The turnaround is attributed to a significant recovery in electronics components trade, which had been weak in the first half of the year, as well as continued strong demand in the automotive sector – likely thanks to a surge in demand for electric vehicles. 

Year-on-year growth is also expected to be “strong” in Q4, as the equivalent figures for 2022 were dampened by high energy prices, rising interest rates and pandemic-related disruptions. 

The findings mark the first time the WTO’s barometer has exceeded its baseline value so far this year, suggesting trade volumes are gradually reverting towards longer-term growth forecasts. 

Its most recent forecast, issued in October, predicts a 0.8% increase in global trade volume for 2023 as a whole. 

However, the organisation warns that “mixed economic results coupled with increasing geopolitical tensions make the near-term outlook highly uncertain”. 

A “stagnant” European Union economy is continuing to drag down global demand, it says, while conflict in the Middle East means risks to the trade outlook “have shifted towards the downside”. 

The WTO’s World Trade Report 2023, published in September, found that geopolitical tensions are increasingly being reflected in an escalation of trade-restrictive measures such as import tariffs. 

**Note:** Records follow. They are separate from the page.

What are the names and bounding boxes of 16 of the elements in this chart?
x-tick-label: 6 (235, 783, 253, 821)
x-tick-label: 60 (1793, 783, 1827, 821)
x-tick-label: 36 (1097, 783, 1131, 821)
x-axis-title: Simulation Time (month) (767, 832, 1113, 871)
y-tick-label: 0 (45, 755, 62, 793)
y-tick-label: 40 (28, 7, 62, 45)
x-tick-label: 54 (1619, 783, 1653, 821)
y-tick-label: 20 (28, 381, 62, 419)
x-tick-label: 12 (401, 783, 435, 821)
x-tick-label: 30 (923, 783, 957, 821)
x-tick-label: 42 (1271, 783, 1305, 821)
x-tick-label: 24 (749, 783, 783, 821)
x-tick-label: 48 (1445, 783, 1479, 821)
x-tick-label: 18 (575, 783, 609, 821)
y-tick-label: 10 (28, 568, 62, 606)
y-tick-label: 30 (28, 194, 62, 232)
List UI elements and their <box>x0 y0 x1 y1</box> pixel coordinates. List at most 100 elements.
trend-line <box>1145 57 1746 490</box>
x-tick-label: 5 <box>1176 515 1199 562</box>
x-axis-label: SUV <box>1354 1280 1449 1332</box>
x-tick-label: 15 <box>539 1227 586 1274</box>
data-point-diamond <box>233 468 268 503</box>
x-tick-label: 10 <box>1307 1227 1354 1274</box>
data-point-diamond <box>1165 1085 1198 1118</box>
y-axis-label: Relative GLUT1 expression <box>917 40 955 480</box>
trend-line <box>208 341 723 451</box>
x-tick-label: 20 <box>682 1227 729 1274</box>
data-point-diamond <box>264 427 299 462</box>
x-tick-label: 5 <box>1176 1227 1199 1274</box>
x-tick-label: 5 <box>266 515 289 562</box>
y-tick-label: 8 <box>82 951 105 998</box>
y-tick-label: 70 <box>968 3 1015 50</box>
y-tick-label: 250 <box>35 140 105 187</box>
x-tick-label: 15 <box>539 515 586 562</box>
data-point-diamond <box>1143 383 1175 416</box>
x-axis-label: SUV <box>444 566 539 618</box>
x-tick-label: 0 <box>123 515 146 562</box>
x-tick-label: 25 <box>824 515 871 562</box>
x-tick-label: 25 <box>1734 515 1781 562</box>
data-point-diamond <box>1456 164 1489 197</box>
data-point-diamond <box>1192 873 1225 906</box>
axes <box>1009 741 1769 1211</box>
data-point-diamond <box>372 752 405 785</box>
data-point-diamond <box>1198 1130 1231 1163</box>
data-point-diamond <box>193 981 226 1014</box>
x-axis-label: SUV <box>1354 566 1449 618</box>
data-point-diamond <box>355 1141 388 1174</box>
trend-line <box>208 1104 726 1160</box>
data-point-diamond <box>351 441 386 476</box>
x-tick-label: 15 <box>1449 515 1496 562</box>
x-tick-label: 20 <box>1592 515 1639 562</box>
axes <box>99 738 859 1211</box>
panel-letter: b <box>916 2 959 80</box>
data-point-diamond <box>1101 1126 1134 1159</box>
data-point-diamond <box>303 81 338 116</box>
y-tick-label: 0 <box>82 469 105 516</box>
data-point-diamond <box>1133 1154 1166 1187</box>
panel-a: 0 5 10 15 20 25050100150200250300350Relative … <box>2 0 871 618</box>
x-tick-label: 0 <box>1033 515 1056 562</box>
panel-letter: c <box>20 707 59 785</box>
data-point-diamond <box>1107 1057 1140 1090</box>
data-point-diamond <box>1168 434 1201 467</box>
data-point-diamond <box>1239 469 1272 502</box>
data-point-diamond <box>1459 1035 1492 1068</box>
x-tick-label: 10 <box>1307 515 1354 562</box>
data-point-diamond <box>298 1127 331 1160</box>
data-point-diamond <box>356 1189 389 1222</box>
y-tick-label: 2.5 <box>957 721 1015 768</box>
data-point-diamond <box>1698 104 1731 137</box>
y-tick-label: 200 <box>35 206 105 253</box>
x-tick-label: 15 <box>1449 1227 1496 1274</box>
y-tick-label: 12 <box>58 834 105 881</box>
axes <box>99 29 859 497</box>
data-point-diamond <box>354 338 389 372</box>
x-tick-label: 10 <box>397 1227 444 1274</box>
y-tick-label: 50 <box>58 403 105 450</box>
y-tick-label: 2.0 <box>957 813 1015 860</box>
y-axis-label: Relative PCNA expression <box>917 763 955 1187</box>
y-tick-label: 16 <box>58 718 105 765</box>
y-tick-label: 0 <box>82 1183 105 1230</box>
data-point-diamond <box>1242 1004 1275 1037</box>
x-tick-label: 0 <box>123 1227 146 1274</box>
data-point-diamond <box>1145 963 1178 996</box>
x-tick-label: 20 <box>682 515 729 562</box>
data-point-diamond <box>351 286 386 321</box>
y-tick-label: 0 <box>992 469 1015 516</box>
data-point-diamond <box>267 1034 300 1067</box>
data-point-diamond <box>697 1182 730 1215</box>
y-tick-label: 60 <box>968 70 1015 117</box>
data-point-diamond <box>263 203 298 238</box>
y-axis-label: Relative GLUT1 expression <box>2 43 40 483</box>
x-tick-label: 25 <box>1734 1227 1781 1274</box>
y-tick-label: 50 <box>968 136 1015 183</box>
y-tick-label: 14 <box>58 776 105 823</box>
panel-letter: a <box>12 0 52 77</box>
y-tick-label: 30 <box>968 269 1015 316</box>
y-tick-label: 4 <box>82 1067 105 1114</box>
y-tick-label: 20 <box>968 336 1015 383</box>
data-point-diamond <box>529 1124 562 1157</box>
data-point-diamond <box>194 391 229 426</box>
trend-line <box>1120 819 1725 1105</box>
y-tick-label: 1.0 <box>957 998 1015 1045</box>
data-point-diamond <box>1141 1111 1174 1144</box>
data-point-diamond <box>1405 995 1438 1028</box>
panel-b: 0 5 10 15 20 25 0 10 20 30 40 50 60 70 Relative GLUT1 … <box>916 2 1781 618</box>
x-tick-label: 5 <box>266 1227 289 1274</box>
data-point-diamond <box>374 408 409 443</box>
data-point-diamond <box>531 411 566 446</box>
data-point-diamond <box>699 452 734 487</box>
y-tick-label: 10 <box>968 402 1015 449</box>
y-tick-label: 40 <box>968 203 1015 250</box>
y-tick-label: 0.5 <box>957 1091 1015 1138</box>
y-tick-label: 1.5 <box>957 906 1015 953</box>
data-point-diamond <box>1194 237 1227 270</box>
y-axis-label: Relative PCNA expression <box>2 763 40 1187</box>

Chief economist Ralph Ossa said at the time that “the first signs of fragmentation are emerging”, with countries looking to source goods from countries that are geographically closer or more closely politically aligned. 

The latest WTO barometer also finds raw materials trade has fallen well below trend, which it says is partly due to high interest rates weakening the property market. Export orders and container shipping also remain slightly below trend.